I went to see
Equus at the Gielgud Theatre tonight. Like most of the audience I was not there to see Peter Shaffer's exploration of the pysche of a horse mutiliating teenager, I was there to see Harry Potter's cock. That's right, in case you haven't heard, Harry Potter has given up being a wizard and that to try his hand (and his cock) at acting and he does a full frontal nude scene. What kind of a person would be prepared to take all their clothes off on stage? Only a right weirdo.
(for your information, when I took my clothes off in the play "Excavating Rita" it was not only essential to the plot, but I also had the modesty to keep my socks on).
But I have to say there was a lot of waiting around before the Potter cock was revealed and so I had to try and entertain myself by watching the play.
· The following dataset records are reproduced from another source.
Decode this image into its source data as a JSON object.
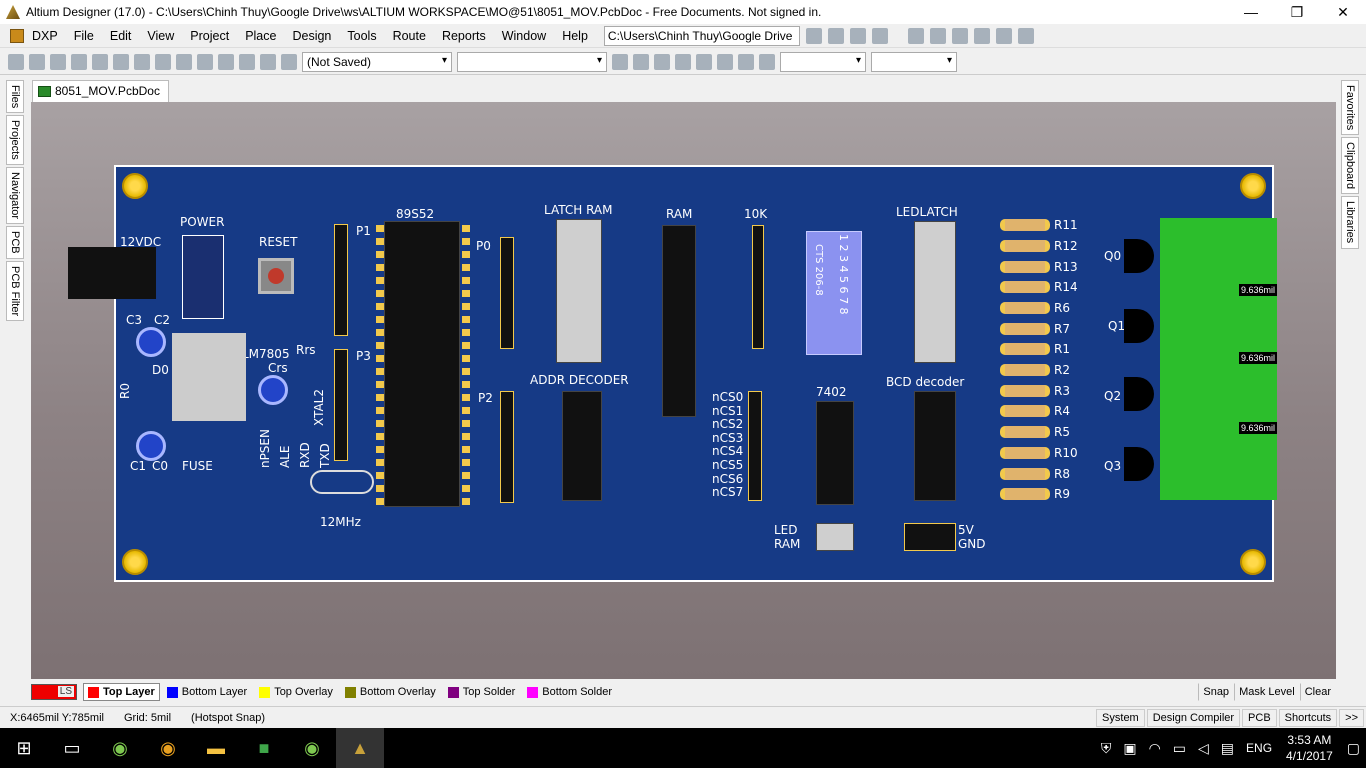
{
  "titlebar": {
    "title": "Altium Designer (17.0) - C:\\Users\\Chinh Thuy\\Google Drive\\ws\\ALTIUM WORKSPACE\\MO@51\\8051_MOV.PcbDoc - Free Documents. Not signed in.",
    "minimize": "—",
    "maximize": "❐",
    "close": "✕"
  },
  "menu": [
    "DXP",
    "File",
    "Edit",
    "View",
    "Project",
    "Place",
    "Design",
    "Tools",
    "Route",
    "Reports",
    "Window",
    "Help"
  ],
  "path_box": "C:\\Users\\Chinh Thuy\\Google Drive",
  "toolbar2": {
    "variant": "(Not Saved)"
  },
  "left_tabs": [
    "Files",
    "Projects",
    "Navigator",
    "PCB",
    "PCB Filter"
  ],
  "right_tabs": [
    "Favorites",
    "Clipboard",
    "Libraries"
  ],
  "doc_tab": "8051_MOV.PcbDoc",
  "board": {
    "labels": {
      "power": "POWER",
      "reset": "RESET",
      "v12": "12VDC",
      "p1": "P1",
      "p0": "P0",
      "p2": "P2",
      "p3": "P3",
      "mcu": "89S52",
      "latch_ram": "LATCH RAM",
      "ram": "RAM",
      "k10": "10K",
      "ledlatch": "LEDLATCH",
      "addr": "ADDR DECODER",
      "bcd": "BCD decoder",
      "z7402": "7402",
      "lm": "LM7805",
      "rrs": "Rrs",
      "crs": "Crs",
      "xtal": "XTAL2",
      "c3": "C3",
      "c2": "C2",
      "c1": "C1",
      "c0": "C0",
      "d0": "D0",
      "r0": "R0",
      "fuse": "FUSE",
      "mhz": "12MHz",
      "npsen": "nPSEN",
      "ale": "ALE",
      "rxd": "RXD",
      "txd": "TXD",
      "led": "LED",
      "ramlbl": "RAM",
      "v5": "5V",
      "gnd": "GND",
      "dipsw": "CTS 206-8",
      "dipnums": "1 2 3 4 5 6 7 8"
    },
    "ncs": [
      "nCS0",
      "nCS1",
      "nCS2",
      "nCS3",
      "nCS4",
      "nCS5",
      "nCS6",
      "nCS7"
    ],
    "resistors": [
      "R11",
      "R12",
      "R13",
      "R14",
      "R6",
      "R7",
      "R1",
      "R2",
      "R3",
      "R4",
      "R5",
      "R10",
      "R8",
      "R9"
    ],
    "transistors": [
      "Q0",
      "Q1",
      "Q2",
      "Q3"
    ],
    "dims": [
      "9.636mil",
      "9.636mil",
      "9.636mil"
    ]
  },
  "layers": [
    {
      "name": "Top Layer",
      "color": "#ff0000",
      "active": true
    },
    {
      "name": "Bottom Layer",
      "color": "#0000ff",
      "active": false
    },
    {
      "name": "Top Overlay",
      "color": "#ffff00",
      "active": false
    },
    {
      "name": "Bottom Overlay",
      "color": "#808000",
      "active": false
    },
    {
      "name": "Top Solder",
      "color": "#800080",
      "active": false
    },
    {
      "name": "Bottom Solder",
      "color": "#ff00ff",
      "active": false
    }
  ],
  "ls_label": "LS",
  "layer_right": [
    "Snap",
    "Mask Level",
    "Clear"
  ],
  "status": {
    "coords": "X:6465mil Y:785mil",
    "grid": "Grid: 5mil",
    "snap": "(Hotspot Snap)",
    "buttons": [
      "System",
      "Design Compiler",
      "PCB",
      "Shortcuts",
      ">>"
    ]
  },
  "tray": {
    "lang": "ENG",
    "time": "3:53 AM",
    "date": "4/1/2017"
  }
}
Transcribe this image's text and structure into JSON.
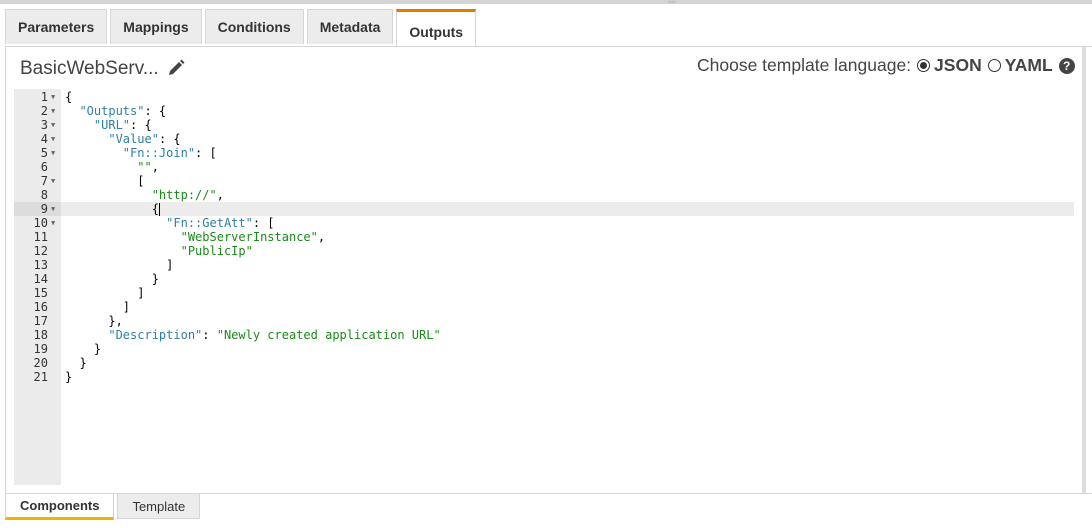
{
  "tabs": [
    {
      "label": "Parameters"
    },
    {
      "label": "Mappings"
    },
    {
      "label": "Conditions"
    },
    {
      "label": "Metadata"
    },
    {
      "label": "Outputs",
      "active": true
    }
  ],
  "header": {
    "title": "BasicWebServ...",
    "edit_icon": "pencil-icon",
    "language_label": "Choose template language:",
    "options": [
      {
        "label": "JSON",
        "selected": true
      },
      {
        "label": "YAML",
        "selected": false
      }
    ],
    "help_icon": "question-circle-icon"
  },
  "colors": {
    "active_tab": "#e07b00",
    "bottom_active_tab": "#f0b400",
    "key": "#2f7fa3",
    "string": "#1a8a1a"
  },
  "editor": {
    "active_line": 9,
    "lines": [
      {
        "n": "1",
        "fold": true,
        "tokens": [
          [
            "{",
            "p"
          ]
        ]
      },
      {
        "n": "2",
        "fold": true,
        "tokens": [
          [
            "  ",
            "p"
          ],
          [
            "\"Outputs\"",
            "k"
          ],
          [
            ": {",
            "p"
          ]
        ]
      },
      {
        "n": "3",
        "fold": true,
        "tokens": [
          [
            "    ",
            "p"
          ],
          [
            "\"URL\"",
            "k"
          ],
          [
            ": {",
            "p"
          ]
        ]
      },
      {
        "n": "4",
        "fold": true,
        "tokens": [
          [
            "      ",
            "p"
          ],
          [
            "\"Value\"",
            "k"
          ],
          [
            ": {",
            "p"
          ]
        ]
      },
      {
        "n": "5",
        "fold": true,
        "tokens": [
          [
            "        ",
            "p"
          ],
          [
            "\"Fn::Join\"",
            "k"
          ],
          [
            ": [",
            "p"
          ]
        ]
      },
      {
        "n": "6",
        "fold": false,
        "tokens": [
          [
            "          ",
            "p"
          ],
          [
            "\"\"",
            "s"
          ],
          [
            ",",
            "p"
          ]
        ]
      },
      {
        "n": "7",
        "fold": true,
        "tokens": [
          [
            "          [",
            "p"
          ]
        ]
      },
      {
        "n": "8",
        "fold": false,
        "tokens": [
          [
            "            ",
            "p"
          ],
          [
            "\"http://\"",
            "s"
          ],
          [
            ",",
            "p"
          ]
        ]
      },
      {
        "n": "9",
        "fold": true,
        "tokens": [
          [
            "            {",
            "p"
          ]
        ]
      },
      {
        "n": "10",
        "fold": true,
        "tokens": [
          [
            "              ",
            "p"
          ],
          [
            "\"Fn::GetAtt\"",
            "k"
          ],
          [
            ": [",
            "p"
          ]
        ]
      },
      {
        "n": "11",
        "fold": false,
        "tokens": [
          [
            "                ",
            "p"
          ],
          [
            "\"WebServerInstance\"",
            "s"
          ],
          [
            ",",
            "p"
          ]
        ]
      },
      {
        "n": "12",
        "fold": false,
        "tokens": [
          [
            "                ",
            "p"
          ],
          [
            "\"PublicIp\"",
            "s"
          ]
        ]
      },
      {
        "n": "13",
        "fold": false,
        "tokens": [
          [
            "              ]",
            "p"
          ]
        ]
      },
      {
        "n": "14",
        "fold": false,
        "tokens": [
          [
            "            }",
            "p"
          ]
        ]
      },
      {
        "n": "15",
        "fold": false,
        "tokens": [
          [
            "          ]",
            "p"
          ]
        ]
      },
      {
        "n": "16",
        "fold": false,
        "tokens": [
          [
            "        ]",
            "p"
          ]
        ]
      },
      {
        "n": "17",
        "fold": false,
        "tokens": [
          [
            "      },",
            "p"
          ]
        ]
      },
      {
        "n": "18",
        "fold": false,
        "tokens": [
          [
            "      ",
            "p"
          ],
          [
            "\"Description\"",
            "k"
          ],
          [
            ": ",
            "p"
          ],
          [
            "\"Newly created application URL\"",
            "s"
          ]
        ]
      },
      {
        "n": "19",
        "fold": false,
        "tokens": [
          [
            "    }",
            "p"
          ]
        ]
      },
      {
        "n": "20",
        "fold": false,
        "tokens": [
          [
            "  }",
            "p"
          ]
        ]
      },
      {
        "n": "21",
        "fold": false,
        "tokens": [
          [
            "}",
            "p"
          ]
        ]
      }
    ]
  },
  "bottom_tabs": [
    {
      "label": "Components",
      "active": true
    },
    {
      "label": "Template"
    }
  ]
}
This was somewhat helped by the appearance of
Jenny Agutter, who was fabulous as you would expect from any time-travel wife of mine. The design and lighting was great too, although the play itself has perhaps dated a little and is possibly trite in its questioning of who is the real madman in this so called society (it's the bloke who stabs horses in the eyes).
But none of that mattered. We wanted to see the cock of someone who had first come to our attention when he was a schoolboy, but who is now over 16 so that doesn't make us padophiles. Nor gay. Just curious as to what the cock of a wizard would look like.
The director of the play cleverly tried to distract me from my goal by simultaneously having a very attractive woman take all her clothes off. But I didn't want to look at a naked woman and would not fall for his trick. I had paid £50 for my seat and didn't want to waste that money by not having seen any famous penises at all.
The lighting designer should be sacked though as it was so dark that you could hardly see anything. It was most disappointing.
If I was magic like Harry Potter then I would have used one of those Illuminato spells to show myself off in the best light and then also a KingDongiato spell to give me a shlong that brushed the floor as I was walking (not literally, though if I put bristles on it, then I might not need to emply a cleaner). But then maybe it was just a bit cold up there.
Anyway, this isn't the internet forum to discuss the penises of teenage boys. I am sure you might be able to find one out there somewhere if you search hard enough.